Shortly after President Joe Biden took office, he ended the policy known as “remain in Mexico” that resulted in thousands of non-Mexican migrants having to wait in Mexico until their immigration hearings, often in dangerous conditions.
In April, the state of Texas and the state of Missouri sued the Biden administration, arguing that reversing the policy led to a surge of migrants at the US-Mexico border that inflicted costs on the states.
A couple months later, Homeland Security Secretary Alejandro Mayorkas formally ended the policy in a June memo, and the administration later worked to admit those migrants who had been subject to it.

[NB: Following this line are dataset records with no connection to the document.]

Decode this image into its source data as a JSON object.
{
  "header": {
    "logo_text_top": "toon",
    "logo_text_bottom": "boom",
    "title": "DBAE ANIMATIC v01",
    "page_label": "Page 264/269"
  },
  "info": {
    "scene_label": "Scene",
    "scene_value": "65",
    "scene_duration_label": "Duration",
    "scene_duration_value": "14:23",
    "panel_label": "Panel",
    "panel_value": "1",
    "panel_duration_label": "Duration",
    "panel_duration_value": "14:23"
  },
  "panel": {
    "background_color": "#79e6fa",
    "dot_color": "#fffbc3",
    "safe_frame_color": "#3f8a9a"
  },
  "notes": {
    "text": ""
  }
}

But late Friday, Judge Matthew Kacsmaryk, a Trump appointee, blocked the administration from implementing that memo, though he stayed his order for seven days “to allow the federal government time to seek emergency relief at the appellate level.”
Asylum seekers cross an international bridge from Mexico into the United States on March 17, 2021, in Ciudad Juarez, Mexico. Asylum seekers cross an international bridge from Mexico into the United States on March 17, 2021, in Ciudad Juarez, Mexico.
Kacsmaryk said that the Biden administration’s termination of the policy violated the Administrative Procedure Act, a law that dictates what procedures agencies must go through to implement certain policies.
Specifically, the judge said that Mayorkas “failed to consider several of the main benefits of” the policy known as the Migrant Protection Protocols in his June memo, nor did he discuss the rise in border crossings.
Kacsmaryk also concluded that one of the key reasons the memo did provide for ending the policy was arbitrary, in violation of the APA, which prohibits agencies from taking “arbitrary” and “capricious” actions.
The policy — which was an unprecedented departure from previous protocols — was put into effect in 2019 by a memo from then-Homeland Security Secretary Kirstjen Nielsen. An estimated 68,000 migrants were returned to Mexico under the policy.
For those subject to it, that meant waiting months, if not years, in squalid conditions and under the threat of extortion, sexual assault and kidnapping.
The APA, cited in Friday’s ruling, is a law that foes of the Trump administration used to block several of its key moves. It was the basis of the Supreme Court’s decision to halt the Trump administration’s termination of the Deferred Action for Childhood Arrivals program in 2020, as well as the Supreme Court’s decision to block Trump’s census citizenship question.
More recently, it was the law that was the basis of a judge’s decision in Texas last month that ruled that DACA itself was unlawful.